Ecco la sua lettera.
«Oggi entriamo nella tanto attesa e un po’ temuta fase due, per la quale il DPCM del 26 aprile 2020 ha decretato le nuove disposizioni. Dopo essermelo letto tutto, il giorno dopo la sua emanazione ne ho fatto un breve riassunto in punti per poterlo comunicare ai cittadini del Paese in cui vivo, e mi sono resa conto che la famiglia, per l’ennesima volta, non è stata presa in considerazione. La famiglia con le sue esigenze, i suoi bisogni, le problematiche, spesso e volentieri lasciate in capo ai Comuni, che impiegano ingenti risorse, ma che non possono e non riescono ad arrivare dappertutto.
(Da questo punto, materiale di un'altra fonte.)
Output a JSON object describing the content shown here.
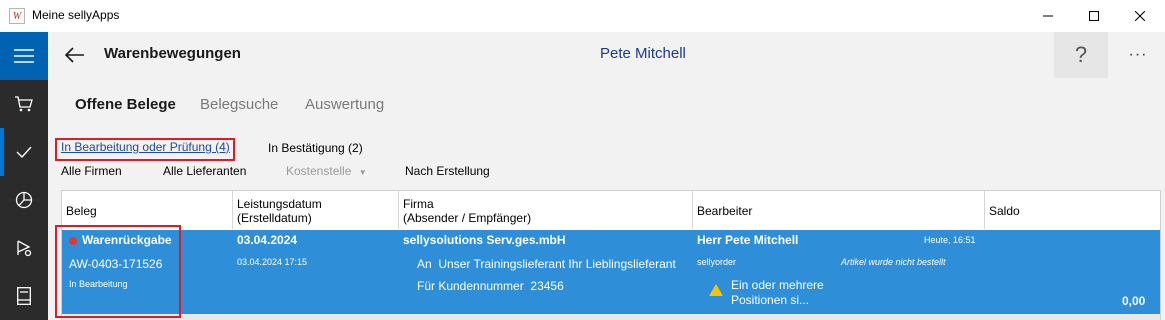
{
  "window": {
    "title": "Meine sellyApps",
    "app_icon": "W"
  },
  "sidebar": {
    "items": [
      {
        "icon": "hamburger-menu-icon"
      },
      {
        "icon": "cart-icon"
      },
      {
        "icon": "checkmark-icon"
      },
      {
        "icon": "pie-chart-icon"
      },
      {
        "icon": "routing-icon"
      },
      {
        "icon": "book-icon"
      }
    ]
  },
  "header": {
    "title": "Warenbewegungen",
    "user": "Pete Mitchell",
    "help": "?",
    "more": "···"
  },
  "tabs": [
    {
      "label": "Offene Belege"
    },
    {
      "label": "Belegsuche"
    },
    {
      "label": "Auswertung"
    }
  ],
  "filters": {
    "status": [
      {
        "label": "In Bearbeitung oder Prüfung (4)",
        "selected": true
      },
      {
        "label": "In Bestätigung (2)",
        "selected": false
      }
    ],
    "companies": "Alle Firmen",
    "suppliers": "Alle Lieferanten",
    "cost_center": "Kostenstelle",
    "sort": "Nach Erstellung"
  },
  "table": {
    "headers": {
      "beleg": "Beleg",
      "date_line1": "Leistungsdatum",
      "date_line2": "(Erstelldatum)",
      "firma_line1": "Firma",
      "firma_line2": "(Absender / Empfänger)",
      "bearbeiter": "Bearbeiter",
      "saldo": "Saldo"
    },
    "rows": [
      {
        "type": "Warenrückgabe",
        "number": "AW-0403-171526",
        "status": "In Bearbeitung",
        "service_date": "03.04.2024",
        "created": "03.04.2024 17:15",
        "company": "sellysolutions Serv.ges.mbH",
        "to_label": "An",
        "to_value": "Unser Trainingslieferant Ihr Lieblingslieferant",
        "customer_label": "Für Kundennummer",
        "customer_value": "23456",
        "editor": "Herr Pete Mitchell",
        "edited_time": "Heute, 16:51",
        "editor_app": "sellyorder",
        "note": "Artikel wurde nicht bestellt",
        "warning": "Ein oder mehrere Positionen si...",
        "saldo": "0,00"
      }
    ]
  },
  "colors": {
    "selected_row": "#2e8fd8",
    "sidebar": "#2b2b2b",
    "menu_button": "#0063b1",
    "highlight_border": "#d81f26",
    "status_dot": "#e5372c",
    "warning": "#f5c400"
  }
}
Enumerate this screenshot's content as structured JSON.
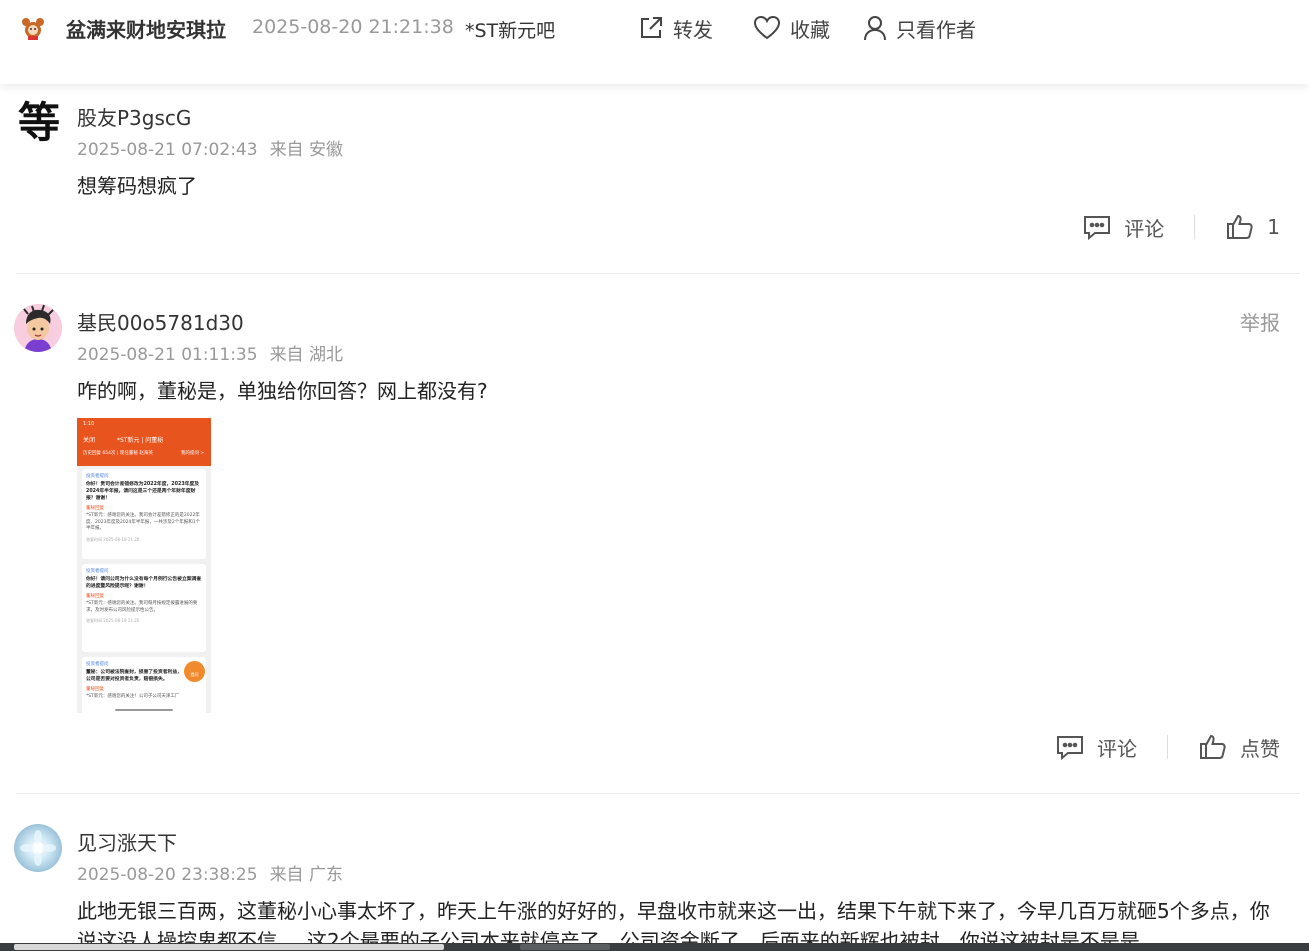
{
  "header": {
    "author_name": "盆满来财地安琪拉",
    "post_time": "2025-08-20 21:21:38",
    "forum_name": "*ST新元吧",
    "share_label": "转发",
    "favorite_label": "收藏",
    "author_only_label": "只看作者"
  },
  "comments": [
    {
      "username": "股友P3gscG",
      "time": "2025-08-21 07:02:43",
      "location": "来自 安徽",
      "text": "想筹码想疯了",
      "comment_label": "评论",
      "like_label": "1",
      "avatar_glyph": "等"
    },
    {
      "username": "基民00o5781d30",
      "time": "2025-08-21 01:11:35",
      "location": "来自 湖北",
      "text": "咋的啊，董秘是，单独给你回答？网上都没有?",
      "comment_label": "评论",
      "like_label": "点赞",
      "report_label": "举报"
    },
    {
      "username": "见习涨天下",
      "time": "2025-08-20 23:38:25",
      "location": "来自 广东",
      "text": "此地无银三百两，这董秘小心事太坏了，昨天上午涨的好好的，早盘收市就来这一出，结果下午就下来了，今早几百万就砸5个多点，你说这没人操控卑都不信。。这2个最要的子公司本来就停产了，公司资金断了，后面来的新辉也被封，你说这被封是不是是"
    }
  ],
  "screenshot": {
    "status_time": "1:10",
    "nav_title": "*ST新元 | 问董秘",
    "nav_back": "关闭",
    "summary": "历史回复 654次 | 现任董秘 赵海英",
    "summary_link": "我的提问 >",
    "cards": [
      {
        "asker": "投资者提问",
        "question": "你好！贵司会计差错修改为2022年度，2023年度及2024年半年报，请问这是三个还是两个年财年度财报？谢谢！",
        "answer_head": "董秘回复",
        "answer": "*ST新元：感谢您的关注。我司会计差错修正的是2022年度、2023年度及2024年半年报，一共涉及2个年报和1个半年报。",
        "time": "答复时间 2025-08-19 11:20"
      },
      {
        "asker": "投资者提问",
        "question": "你好！请问公司为什么没有每个月例行公告被立案调查的进度暨风险提示呢？谢谢！",
        "answer_head": "董秘回复",
        "answer": "*ST新元：感谢您的关注。我司每月按规定披露进展的要求，及时发布公司风险提示性公告。",
        "time": "答复时间 2025-08-19 11:20"
      },
      {
        "asker": "投资者提问",
        "question": "董秘：公司被法院查封，损害了投资者利益，公司是否要对投资者负责，赔偿损失。",
        "answer_head": "董秘回复",
        "answer": "*ST新元：感谢您的关注！公司子公司天津工厂",
        "time": ""
      }
    ],
    "fab_label": "提问"
  },
  "colors": {
    "accent_orange": "#e8541e",
    "meta_gray": "#999999",
    "text_dark": "#222222"
  }
}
In una situazione di emergenza come quella che stiamo vivendo, molti nodi vengono al pettine. Non è sicuramente solo in quest’occasione che le mamme, donne che molto spesso lavorano, gestiscono la casa e la famiglia (di origine e quella che hanno creato) vengono lasciate in disparte, considerate relativamente. Ma ora più che mai trovo che siano relegate in una posizione marginale.
Parlo per esperienza concreta, mia e delle amiche che sento quasi quotidianamente e si sono ritrovate ferme sì, tra le quattro mura domestiche (le più fortunate dotate di giardino), ma prese da figli, mariti, casa, smartworking. Ritrovarsi casalinghe, situazione per molte di noi difficile da accettare, con l’impegno del lavoro da casa, della gestione dei figli, piccoli o grandi che siano, con situazioni di ansia e paura, nostre e dei familiari, ci ha viste cariche di responsabilità e pressioni, senza aiuto alcuno. Condizione che da secoli ci portiamo appresso, ma per la quale abbiamo anche fatto moltissime battaglie, tutte concentrate nel secolo scorso.
Vogliamo veramente vedere tutti i sacrifici svanire? Da parte dei vertici pare sia così. Eppure, che sia la donna il motore del cambiamento l’ha affermato anche il Presidente Mattarella, nonostante il cambiamento avvenga per tutto e tutti fuorché per noi. Penso alle tantissime infermiere e dottoresse che hanno lottato in prima linea, lasciando a casa i figli, non potendosene occupare, gestendo magistralmente il lavoro, sopportando la stanchezza, la fatica, la paura. Penso a tutte le donne e soprattutto alle mamme, indistintamente. Mi domando perché non ci sia qualcuno che pensa a noi, che spenda del tempo per noi, che desideri sostenerci.
Il calo demografico del nostro Paese oltre ad essere evidente è preoccupante. Se le donne fossero egoiste non farebbero figli, ma la Natura ha fatto sì che il loro altruismo innato le chiamasse a donare la vita. Penso a tutte le mamme diventate tali negli ultimi due mesi. Vorrei che esistesse un Partito delle Mamme, che avessero voce in Parlamento, che fossero rappresentate, ascoltate, considerate. Dopotutto la politica dovrebbe nascere da un’esigenza concreta, da un disagio, dal desiderio di farsi ascoltare e rappresentare. Voce alle mamme, così lo chiamerei e credo che mai come in questo frangente potrebbe essere più attuale. È un’utopia, ma dopotutto anche la perseveranza è donna».